All of this along with all the other benefits of consuming healthy fats like:
- better metabolic function
- increased brain health and function,
- lower incidence of obesity and other auto immune/inflammatory disorders
- and so much more including keeping us fuller for longer.
And yet another benefit – those of you have dairy allergies or intolerance may well find that ghee, with it’s dairy solids removed, is tolerable to your system. Exercise caution when testing obviously as it will depend on your individual condition and the purity of the ghee.
Oh and it lasts for ages at room temperature. It’s the milk solids that cause butter to go off, especially when not refrigerated but because ghee is purely the butter oil, and a very stable oil at that, it lasts and lasts.

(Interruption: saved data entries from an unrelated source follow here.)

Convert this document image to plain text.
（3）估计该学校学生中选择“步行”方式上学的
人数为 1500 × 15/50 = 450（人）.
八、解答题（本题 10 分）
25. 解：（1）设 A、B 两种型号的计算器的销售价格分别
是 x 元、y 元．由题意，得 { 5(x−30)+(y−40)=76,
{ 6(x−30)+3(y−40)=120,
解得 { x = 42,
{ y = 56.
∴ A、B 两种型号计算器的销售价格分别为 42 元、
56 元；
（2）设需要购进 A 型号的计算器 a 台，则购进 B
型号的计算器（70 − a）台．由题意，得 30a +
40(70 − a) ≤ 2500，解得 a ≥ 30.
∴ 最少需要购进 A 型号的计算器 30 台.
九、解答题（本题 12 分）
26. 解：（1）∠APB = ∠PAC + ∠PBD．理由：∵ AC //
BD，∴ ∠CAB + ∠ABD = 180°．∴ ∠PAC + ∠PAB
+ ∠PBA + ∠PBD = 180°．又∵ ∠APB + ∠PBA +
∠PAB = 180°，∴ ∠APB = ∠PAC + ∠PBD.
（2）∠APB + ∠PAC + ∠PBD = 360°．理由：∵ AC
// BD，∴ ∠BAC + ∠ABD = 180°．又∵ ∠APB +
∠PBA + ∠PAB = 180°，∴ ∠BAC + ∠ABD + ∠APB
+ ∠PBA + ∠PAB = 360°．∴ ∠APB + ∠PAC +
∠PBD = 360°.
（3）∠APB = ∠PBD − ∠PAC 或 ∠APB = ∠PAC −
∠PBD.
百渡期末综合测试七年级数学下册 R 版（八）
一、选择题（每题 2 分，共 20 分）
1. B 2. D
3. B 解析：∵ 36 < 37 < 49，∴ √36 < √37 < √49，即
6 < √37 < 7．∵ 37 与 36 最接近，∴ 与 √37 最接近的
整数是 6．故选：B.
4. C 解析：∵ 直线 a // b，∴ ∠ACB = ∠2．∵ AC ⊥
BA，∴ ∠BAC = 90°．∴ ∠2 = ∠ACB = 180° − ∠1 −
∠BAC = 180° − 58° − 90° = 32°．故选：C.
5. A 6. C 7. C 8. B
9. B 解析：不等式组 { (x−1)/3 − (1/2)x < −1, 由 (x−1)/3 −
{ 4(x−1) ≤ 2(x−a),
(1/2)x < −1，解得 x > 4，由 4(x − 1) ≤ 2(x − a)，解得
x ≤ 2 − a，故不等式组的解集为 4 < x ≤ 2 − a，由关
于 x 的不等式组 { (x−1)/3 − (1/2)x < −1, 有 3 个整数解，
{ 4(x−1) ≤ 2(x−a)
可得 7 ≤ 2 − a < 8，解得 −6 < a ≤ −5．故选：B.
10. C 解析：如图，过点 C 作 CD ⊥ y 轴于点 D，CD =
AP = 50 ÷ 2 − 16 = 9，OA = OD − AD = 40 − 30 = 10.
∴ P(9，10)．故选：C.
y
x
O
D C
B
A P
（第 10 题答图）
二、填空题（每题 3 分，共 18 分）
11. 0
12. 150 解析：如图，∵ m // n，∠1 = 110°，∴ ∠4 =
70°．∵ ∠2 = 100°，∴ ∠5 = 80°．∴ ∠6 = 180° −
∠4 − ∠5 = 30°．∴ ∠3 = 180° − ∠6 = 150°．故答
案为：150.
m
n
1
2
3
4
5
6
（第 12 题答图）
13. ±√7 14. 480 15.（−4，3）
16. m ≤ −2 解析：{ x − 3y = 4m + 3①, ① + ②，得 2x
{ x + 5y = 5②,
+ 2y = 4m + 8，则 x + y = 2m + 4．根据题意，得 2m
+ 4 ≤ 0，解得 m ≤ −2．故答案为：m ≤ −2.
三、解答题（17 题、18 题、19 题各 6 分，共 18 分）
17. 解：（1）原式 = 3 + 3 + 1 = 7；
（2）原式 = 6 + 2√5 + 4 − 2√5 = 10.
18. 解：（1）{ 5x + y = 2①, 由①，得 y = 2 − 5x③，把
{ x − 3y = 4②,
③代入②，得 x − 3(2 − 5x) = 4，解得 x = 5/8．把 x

Mind you, I seem to be replacing mine quite often!
Which Butter makes Good Ghee?
Make sure you use unsalted butter if you are going to use your ghee for warm drinks – salted butter makes your coffee taste DISGUSTING. You can always add high quality salt to your cooking!
So here’s how I make it.
500 grams unsalted grass fed butter – I use this one (available at Woolworths)
Place butter in a medium saucepan on the smallest hob of your stove top.
Using the lowest flame/temperature possible, allow the butter to slowly melt and cook away gently for up to an hour or even more.
When a stiff crust has developed across the top with the butter oil underneath, remove from heat. The oil will have darkened slightly with the extended cooking
Carefully remove the crust in one piece with a slotted spoon
Strain the butter oil through a muslin lined strainer into a clean storage jar
I’d love to know if you make your own ghee. Let me know what you use it for too!